Teaching from Home

The other day my 16 year old daughter posted this comment as her Facebook status… “ughhh… sometimes I really hate the fact my mom teaches at home….”

If you are like me and teach out of your home, I’m sure you have experienced the same feelings I have over the years. I worried that I wouldn’t be able to give my kids the attention they needed because I was busy teaching. Both my kids are teenagers, one just graduated from high school. So they have grown up all their adolescent lives with listening to the piano day in and day out. I can imagine that it can get tiring. My husband is luckier than the kids in the sense that he has an office that he can escape to that we built out in the garage.

Teaching from home definitely has it’s ups and it’s downs. I’ve even thought about exploring a store front, but decided it wasn’t worth the added overhead costs. Plus I like teaching from home. I like seeing my kids walk in the door from school and knowing they got home safe. I like having everything I need at my finger tips whenever I might need something. I like being home for my kids, even though I can’t give them the attention right away. I try to pop in and talk with them briefly about school in between students coming in and out. I like that they don’t come home to an empty house.

Even with those positives, I can totally understand the negatives particularly for my kids. It can be tiring to hear the piano day in and day it. It can be hard to deal with higher noise level during group lesson weeks. It can be hard to want to share something that happened at school but have to wait. It can be hard to deal with nosy students that say they are going to the bathroom and then decide to peak into my kids room. (I put a stop to this one fast! Doesn’t happen very often thank goodness)

So what do I do to help make it more manageable for our family?

1) I only teach Monday-Thursday. I understand my family needs a break and honestly so do I. So we all get a break Friday-Sunday.

2) I hold group lessons once a quarter. The weeks I hold group lessons I only teach two days that week. No regular lessons are held the week of group. It’s a nice change.

3) I hold Camps during the months of December and June. This allows for some longer breaks. Christmas camp covers the first two week of December and then the studio is off for the remainder of the month. Summer camp is in June and we are off in July.

4) I try not to teach too late so we can have dinner together as a family. This has gotten trickier as the kids have gotten older and have more activities. Each of us has a night to cook. Mine is Sunday. My husband has Monday. My daughter is Tuesday. Wednesday is “on your own” night because of activities they have and Thursday is my son’s night. Friday night is date night for my husband and I so we go out to dinner and the kids are on their own. Saturdays we usually splurge and go out to eat with the kids. Wednesday is the only night that I teach past 6:45pm. And this is ONLY because of a conflict with a family after the schedule was done and they changed schools. I normally don’t teach past 6:45pm.

5) I don’t do make-up lessons. When my teaching schedule is done, then it’s family time.

 

While these ideas do help our family, there will always be times of frustration. I know there are times when I feel some guilt that I’m not 100% there for my kids while I’m teaching.
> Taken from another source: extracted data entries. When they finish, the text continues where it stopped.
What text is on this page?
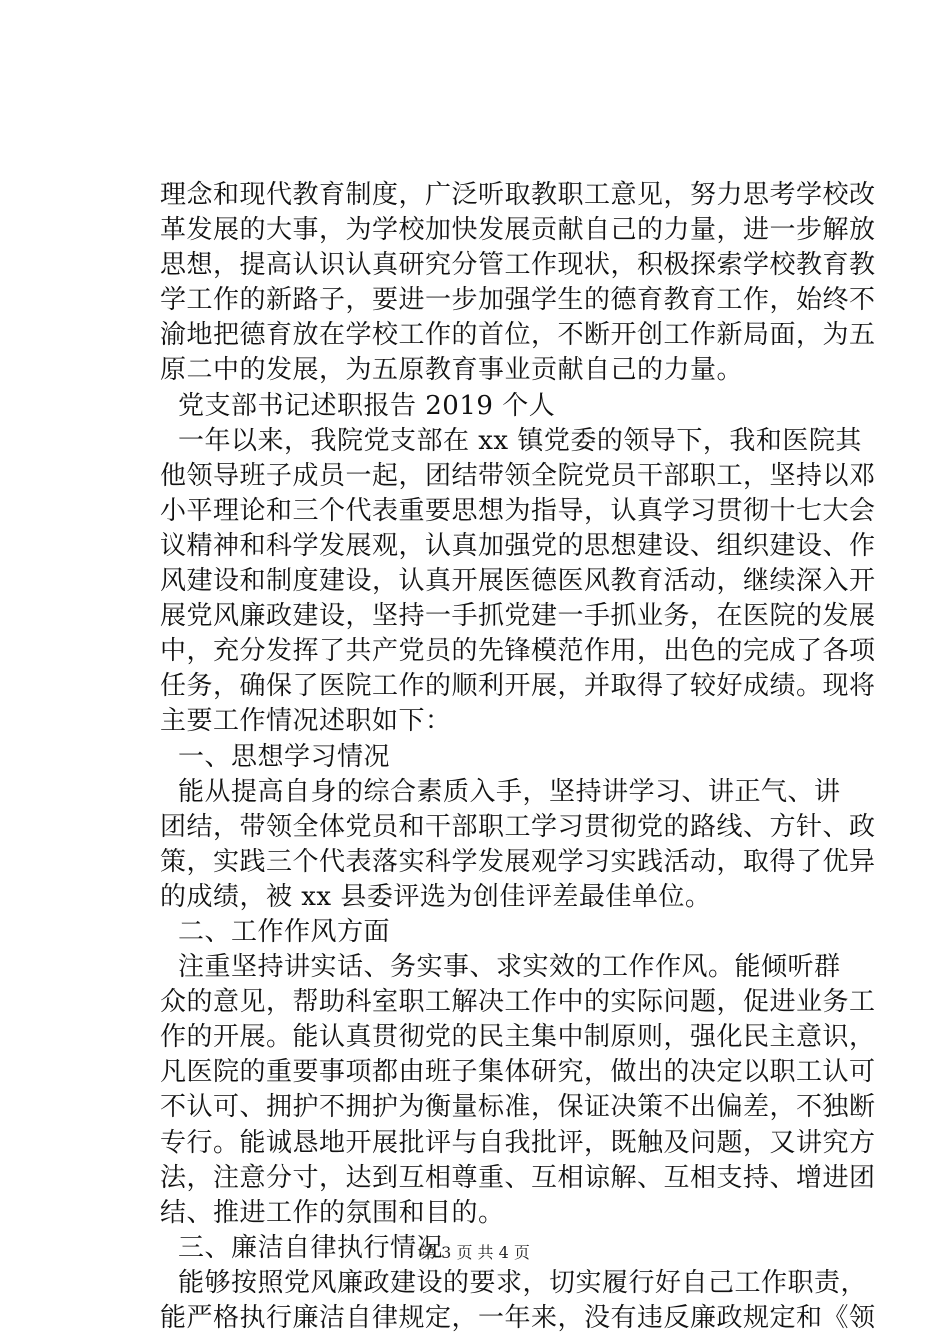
理念和现代教育制度，广泛听取教职工意见，努力思考学校改
革发展的大事，为学校加快发展贡献自己的力量，进一步解放
思想，提高认识认真研究分管工作现状，积极探索学校教育教
学工作的新路子，要进一步加强学生的德育教育工作，始终不
渝地把德育放在学校工作的首位，不断开创工作新局面，为五
原二中的发展，为五原教育事业贡献自己的力量。
党支部书记述职报告 2019 个人
一年以来，我院党支部在 xx 镇党委的领导下，我和医院其
他领导班子成员一起，团结带领全院党员干部职工，坚持以邓
小平理论和三个代表重要思想为指导，认真学习贯彻十七大会
议精神和科学发展观，认真加强党的思想建设、组织建设、作
风建设和制度建设，认真开展医德医风教育活动，继续深入开
展党风廉政建设，坚持一手抓党建一手抓业务，在医院的发展
中，充分发挥了共产党员的先锋模范作用，出色的完成了各项
任务，确保了医院工作的顺利开展，并取得了较好成绩。现将
主要工作情况述职如下：
一、思想学习情况
能从提高自身的综合素质入手，坚持讲学习、讲正气、讲
团结，带领全体党员和干部职工学习贯彻党的路线、方针、政
策，实践三个代表落实科学发展观学习实践活动，取得了优异
的成绩，被 xx 县委评选为创佳评差最佳单位。
二、工作作风方面
注重坚持讲实话、务实事、求实效的工作作风。能倾听群
众的意见，帮助科室职工解决工作中的实际问题，促进业务工
作的开展。能认真贯彻党的民主集中制原则，强化民主意识，
凡医院的重要事项都由班子集体研究，做出的决定以职工认可
不认可、拥护不拥护为衡量标准，保证决策不出偏差，不独断
专行。能诚恳地开展批评与自我批评，既触及问题，又讲究方
法，注意分寸，达到互相尊重、互相谅解、互相支持、增进团
结、推进工作的氛围和目的。
三、廉洁自律执行情况
能够按照党风廉政建设的要求，切实履行好自己工作职责，
能严格执行廉洁自律规定，一年来，没有违反廉政规定和《领
第 3 页 共 4 页
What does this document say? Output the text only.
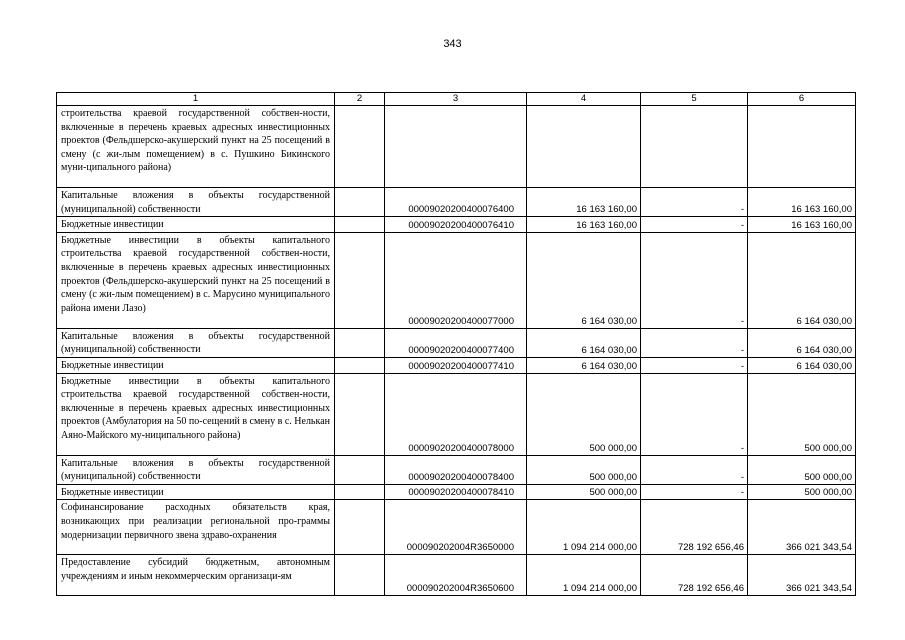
343
1	2	3	4	5	6
строительства краевой государственной собствен-ности, включенные в перечень краевых адресных инвестиционных проектов (Фельдшерско-акушерский пункт на 25 посещений в смену (с жи-лым помещением) в с. Пушкино Бикинского муни-ципального района)					
Капитальные вложения в объекты государственной (муниципальной) собственности		00009020200400076400	16 163 160,00	-	16 163 160,00
Бюджетные инвестиции		00009020200400076410	16 163 160,00	-	16 163 160,00
Бюджетные инвестиции в объекты капитального строительства краевой государственной собствен-ности, включенные в перечень краевых адресных инвестиционных проектов (Фельдшерско-акушерский пункт на 25 посещений в смену (с жи-лым помещением) в с. Марусино муниципального района имени Лазо)		00009020200400077000	6 164 030,00	-	6 164 030,00
Капитальные вложения в объекты государственной (муниципальной) собственности		00009020200400077400	6 164 030,00	-	6 164 030,00
Бюджетные инвестиции		00009020200400077410	6 164 030,00	-	6 164 030,00
Бюджетные инвестиции в объекты капитального строительства краевой государственной собствен-ности, включенные в перечень краевых адресных инвестиционных проектов (Амбулатория на 50 по-сещений в смену в с. Нелькан Аяно-Майского му-ниципального района)		00009020200400078000	500 000,00	-	500 000,00
Капитальные вложения в объекты государственной (муниципальной) собственности		00009020200400078400	500 000,00	-	500 000,00
Бюджетные инвестиции		00009020200400078410	500 000,00	-	500 000,00
Софинансирование расходных обязательств края, возникающих при реализации региональной про-граммы модернизации первичного звена здраво-охранения		000090202004R3650000	1 094 214 000,00	728 192 656,46	366 021 343,54
Предоставление субсидий бюджетным, автономным учреждениям и иным некоммерческим организаци-ям		000090202004R3650600	1 094 214 000,00	728 192 656,46	366 021 343,54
But given the choice, I would rather be home than somewhere else.

I was talking with one of my teenage students that I have taught for over 5 years now the other day about her previous lesson years before coming to me. She shared with me that her previous teacher before coming to me taught from a commercial studio. I didn’t realize that before and asked her how she liked it. She said she actually prefers to come to my house then when she went to the commercial studio because if feels more “homey”, more comfortable, more welcoming. I thought that was interesting.

I would love to hear ideas what you do to help your family not get too frustrated because you teach from home.

6 thoughts on “Teaching from Home

  1. I had to laugh! I grew up in a home like this (and have now reproduced a home like this) – my dad always escaped to the set-up tent trailer in the back yard to escape the endless stream of Clementi and Dozen a Day. Now my husband insists that, despite being a complete non-musician, he can “teach” many pieces just because he’s heard them so often.
    I’ve developed a system remarkably similar to yours.

  2. I taught in the living room for years and years, with my poor husband having no escape besides the bedroom in our small house. 11 years ago we built a MIL apartment adjoining our garage, and when the MIL moved out 2 years ago, we were scratching our heads over what to do with that (expensive, still not-paid-for) space. Duh! I moved my old faithful grand in there, was lucky enough to be able to buy a used-but-like-new baby grand from a former adult student, and it is now my teaching sanctuary. Separate entrance, kitchen and waiting room space all in one beautiful high-ceilinged room with a full bath offset. The thing that pushed us towards a teaching space rather than renting it full-time or using it as a vacation rental, was the tax deduction thing. Now that it is 100% used for my business, we are able to take 1/3 off our taxes as a deduction! I have to store music in the bathroom and kitchen cupboards, but it is wonderful. Best of all, I don’t have to keep my HOUSE clean! 🙂

  3. We bought a house that has a room attached to the back of the garage. It has room enough for two grands, my rather tall, 2-column bookcase, a shelving unit for my CDs and CD player and a small storage cabinet. And yes, I still have room to move around and room for the parent to sit in! I also teach only Monday-Thursday and have one later night (Thursday), with Wednesdays be the “go your own way” night.